This project was a term project for STAT250, Applied Statistics, course from METU. The main aim of this project was to analyze and interpret the factors affect the points earned by NBA teams and players. Throughout the project, we conducted Exploratory Data Analysis (EDA), enhancing our proficiency in Python and R programming languages.
Data was taken from the NBA offical website and transferred to an Excel file. The variables we needed were written in the excel file. The data was checked first. Since there was no need for data cleaning the data was used directly. The excel file used in this project has been uploaded.

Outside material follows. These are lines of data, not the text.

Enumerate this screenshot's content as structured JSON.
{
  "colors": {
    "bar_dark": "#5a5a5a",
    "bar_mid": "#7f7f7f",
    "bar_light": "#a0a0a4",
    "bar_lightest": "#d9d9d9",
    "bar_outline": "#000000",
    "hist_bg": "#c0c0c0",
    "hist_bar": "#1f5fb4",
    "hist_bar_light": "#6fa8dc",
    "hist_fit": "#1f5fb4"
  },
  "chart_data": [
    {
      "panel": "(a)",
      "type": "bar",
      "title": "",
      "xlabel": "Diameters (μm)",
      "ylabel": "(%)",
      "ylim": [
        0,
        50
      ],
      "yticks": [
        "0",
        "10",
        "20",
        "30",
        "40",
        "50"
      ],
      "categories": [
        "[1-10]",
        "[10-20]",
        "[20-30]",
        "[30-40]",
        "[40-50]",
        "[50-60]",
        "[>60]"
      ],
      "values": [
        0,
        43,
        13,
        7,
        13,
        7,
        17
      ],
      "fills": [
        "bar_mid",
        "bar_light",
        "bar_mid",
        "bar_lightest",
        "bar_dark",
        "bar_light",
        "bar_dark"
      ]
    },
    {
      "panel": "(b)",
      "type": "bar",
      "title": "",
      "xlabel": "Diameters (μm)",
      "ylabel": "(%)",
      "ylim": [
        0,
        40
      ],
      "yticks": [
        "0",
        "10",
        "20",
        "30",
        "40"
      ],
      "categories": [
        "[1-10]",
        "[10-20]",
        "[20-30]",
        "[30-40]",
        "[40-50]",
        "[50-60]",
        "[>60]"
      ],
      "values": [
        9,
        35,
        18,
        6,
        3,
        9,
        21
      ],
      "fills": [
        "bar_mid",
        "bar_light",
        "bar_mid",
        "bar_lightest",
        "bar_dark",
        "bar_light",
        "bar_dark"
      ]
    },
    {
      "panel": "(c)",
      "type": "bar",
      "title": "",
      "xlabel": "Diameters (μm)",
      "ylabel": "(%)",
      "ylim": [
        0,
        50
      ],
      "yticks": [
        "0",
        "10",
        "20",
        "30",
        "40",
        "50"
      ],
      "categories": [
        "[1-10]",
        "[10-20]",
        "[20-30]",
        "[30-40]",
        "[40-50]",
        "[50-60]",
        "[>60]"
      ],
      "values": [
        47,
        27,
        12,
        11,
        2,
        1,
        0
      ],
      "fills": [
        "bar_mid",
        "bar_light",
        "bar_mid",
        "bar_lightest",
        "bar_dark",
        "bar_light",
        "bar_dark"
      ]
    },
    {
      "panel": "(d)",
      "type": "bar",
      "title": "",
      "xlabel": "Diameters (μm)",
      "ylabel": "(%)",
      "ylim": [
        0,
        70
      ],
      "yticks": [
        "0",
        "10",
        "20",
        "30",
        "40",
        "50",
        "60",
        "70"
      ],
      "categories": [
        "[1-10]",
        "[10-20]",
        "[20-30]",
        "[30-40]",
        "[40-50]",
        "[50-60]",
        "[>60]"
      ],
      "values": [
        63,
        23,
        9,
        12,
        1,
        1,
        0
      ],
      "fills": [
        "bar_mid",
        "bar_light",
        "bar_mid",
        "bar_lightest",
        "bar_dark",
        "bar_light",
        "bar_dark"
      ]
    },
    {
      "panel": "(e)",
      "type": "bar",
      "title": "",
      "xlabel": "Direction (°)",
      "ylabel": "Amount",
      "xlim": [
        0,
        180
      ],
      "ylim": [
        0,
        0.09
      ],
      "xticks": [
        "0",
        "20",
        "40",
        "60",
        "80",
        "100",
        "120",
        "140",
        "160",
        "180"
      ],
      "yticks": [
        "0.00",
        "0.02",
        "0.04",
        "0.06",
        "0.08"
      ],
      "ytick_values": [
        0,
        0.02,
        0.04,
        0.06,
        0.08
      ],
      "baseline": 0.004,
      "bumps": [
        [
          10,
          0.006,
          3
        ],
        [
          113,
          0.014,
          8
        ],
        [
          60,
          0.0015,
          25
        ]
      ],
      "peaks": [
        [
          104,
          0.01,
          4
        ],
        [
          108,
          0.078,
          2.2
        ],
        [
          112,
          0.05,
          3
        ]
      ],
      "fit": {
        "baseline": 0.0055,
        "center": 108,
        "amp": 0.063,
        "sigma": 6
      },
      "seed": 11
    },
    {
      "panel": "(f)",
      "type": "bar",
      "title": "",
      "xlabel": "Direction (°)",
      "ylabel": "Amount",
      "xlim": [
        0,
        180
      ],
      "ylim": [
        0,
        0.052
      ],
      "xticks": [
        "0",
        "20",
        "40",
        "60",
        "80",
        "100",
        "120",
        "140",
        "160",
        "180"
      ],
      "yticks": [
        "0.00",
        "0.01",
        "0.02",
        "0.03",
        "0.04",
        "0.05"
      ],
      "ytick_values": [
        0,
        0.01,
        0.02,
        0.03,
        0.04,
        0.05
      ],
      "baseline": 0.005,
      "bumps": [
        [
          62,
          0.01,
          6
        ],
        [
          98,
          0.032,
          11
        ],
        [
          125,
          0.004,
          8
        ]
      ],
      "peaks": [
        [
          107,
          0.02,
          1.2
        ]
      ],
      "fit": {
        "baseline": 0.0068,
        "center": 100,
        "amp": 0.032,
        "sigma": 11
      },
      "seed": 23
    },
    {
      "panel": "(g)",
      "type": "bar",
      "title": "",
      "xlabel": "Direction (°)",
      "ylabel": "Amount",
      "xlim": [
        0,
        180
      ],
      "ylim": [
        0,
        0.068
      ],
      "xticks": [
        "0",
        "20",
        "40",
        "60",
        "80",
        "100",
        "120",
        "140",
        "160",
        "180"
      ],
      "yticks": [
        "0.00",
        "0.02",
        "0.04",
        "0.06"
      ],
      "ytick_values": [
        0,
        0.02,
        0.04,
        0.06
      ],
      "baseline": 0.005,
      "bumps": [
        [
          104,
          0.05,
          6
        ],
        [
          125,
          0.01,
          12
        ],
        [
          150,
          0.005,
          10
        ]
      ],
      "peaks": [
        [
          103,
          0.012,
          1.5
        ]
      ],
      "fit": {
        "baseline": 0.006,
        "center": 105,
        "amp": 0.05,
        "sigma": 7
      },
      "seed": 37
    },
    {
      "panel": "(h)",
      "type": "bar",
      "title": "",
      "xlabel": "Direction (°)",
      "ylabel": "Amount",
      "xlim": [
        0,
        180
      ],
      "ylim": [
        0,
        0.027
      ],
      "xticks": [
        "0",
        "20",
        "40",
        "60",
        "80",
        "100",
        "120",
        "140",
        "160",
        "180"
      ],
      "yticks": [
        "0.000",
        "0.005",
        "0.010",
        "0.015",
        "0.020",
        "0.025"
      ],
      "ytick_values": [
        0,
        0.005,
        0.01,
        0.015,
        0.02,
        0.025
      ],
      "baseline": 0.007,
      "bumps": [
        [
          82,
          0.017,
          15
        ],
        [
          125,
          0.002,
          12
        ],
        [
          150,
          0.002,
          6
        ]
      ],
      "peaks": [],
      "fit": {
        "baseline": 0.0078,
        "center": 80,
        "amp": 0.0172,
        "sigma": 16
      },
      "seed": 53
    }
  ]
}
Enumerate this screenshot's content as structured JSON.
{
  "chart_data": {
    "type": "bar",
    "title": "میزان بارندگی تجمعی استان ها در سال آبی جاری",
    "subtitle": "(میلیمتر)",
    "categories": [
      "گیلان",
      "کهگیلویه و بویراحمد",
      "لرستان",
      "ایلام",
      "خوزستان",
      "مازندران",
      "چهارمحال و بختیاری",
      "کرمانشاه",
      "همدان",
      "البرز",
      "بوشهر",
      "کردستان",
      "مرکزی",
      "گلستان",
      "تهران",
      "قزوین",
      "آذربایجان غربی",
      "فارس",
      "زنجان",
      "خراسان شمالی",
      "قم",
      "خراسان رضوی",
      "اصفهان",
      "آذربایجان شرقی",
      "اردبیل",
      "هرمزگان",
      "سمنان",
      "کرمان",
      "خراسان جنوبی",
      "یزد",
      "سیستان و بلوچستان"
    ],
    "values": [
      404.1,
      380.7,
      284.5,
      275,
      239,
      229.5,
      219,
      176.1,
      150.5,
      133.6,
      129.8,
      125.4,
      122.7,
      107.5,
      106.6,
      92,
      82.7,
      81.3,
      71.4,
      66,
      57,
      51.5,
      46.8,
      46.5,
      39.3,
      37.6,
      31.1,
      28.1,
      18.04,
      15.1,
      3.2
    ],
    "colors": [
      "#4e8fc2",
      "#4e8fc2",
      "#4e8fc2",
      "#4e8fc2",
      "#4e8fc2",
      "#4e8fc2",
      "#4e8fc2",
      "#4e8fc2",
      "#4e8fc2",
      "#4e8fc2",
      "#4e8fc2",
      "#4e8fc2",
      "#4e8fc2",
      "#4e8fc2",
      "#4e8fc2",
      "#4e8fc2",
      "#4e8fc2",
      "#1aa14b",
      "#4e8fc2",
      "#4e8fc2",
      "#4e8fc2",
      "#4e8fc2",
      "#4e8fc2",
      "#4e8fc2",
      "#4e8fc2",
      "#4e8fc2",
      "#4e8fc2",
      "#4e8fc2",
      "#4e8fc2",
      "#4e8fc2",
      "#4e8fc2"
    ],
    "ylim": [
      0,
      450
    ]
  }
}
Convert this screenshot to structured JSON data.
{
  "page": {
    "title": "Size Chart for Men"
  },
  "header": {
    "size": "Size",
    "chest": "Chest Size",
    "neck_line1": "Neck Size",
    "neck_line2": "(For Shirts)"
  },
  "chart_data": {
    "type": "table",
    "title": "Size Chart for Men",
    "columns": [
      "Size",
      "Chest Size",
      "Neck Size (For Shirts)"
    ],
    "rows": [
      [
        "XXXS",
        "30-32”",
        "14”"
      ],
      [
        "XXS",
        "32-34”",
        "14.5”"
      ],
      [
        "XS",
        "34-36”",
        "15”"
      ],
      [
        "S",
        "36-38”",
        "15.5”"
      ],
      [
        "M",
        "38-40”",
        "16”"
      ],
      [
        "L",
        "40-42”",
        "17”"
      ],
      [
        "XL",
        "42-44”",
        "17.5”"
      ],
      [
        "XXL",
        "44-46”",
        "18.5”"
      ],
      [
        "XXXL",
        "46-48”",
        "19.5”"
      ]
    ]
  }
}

The dataset consists of 19 variables including 3 categorical and 16 numerical. However, 10 of them are used during this project. Here they are:
PLAYER – players’ name TEAM – team names that players play POSITION – the position of the players AGE – age of the players GP – the number of games played W – the percentage of games played that a player has won L – the number of games lost by a player MIN – the number of minutes played by a player PTS – the number of points scored FGM – the number of field goals that a player has made. This includes both 2 pointers and 3 pointers FGA – the number of field goals that a player has attempted. This includes both 2 pointers and 3 pointers OREB – the number of rebounds a player has collected while they were on offense DREB – the number of rebounds a player has collected while they were on defense REB – the number of total rebounds a player has collected on either offense or defense AST – the number of assists -- passes that lead directly to a made basket -- by a player TOV – a turnover occurs when the player or team on offense loses the ball to the defense STL – number of times a defensive player or team takes the ball from a player on offense, causing a turnover BLK – a block occurs when an offensive player attempts a shot, and the defense player tips the ball, blocking their chance to score FGper – the percentage of field goal attempts that a player makes
In this project, we developed our skills in data visualization and the interpretation of statistical data.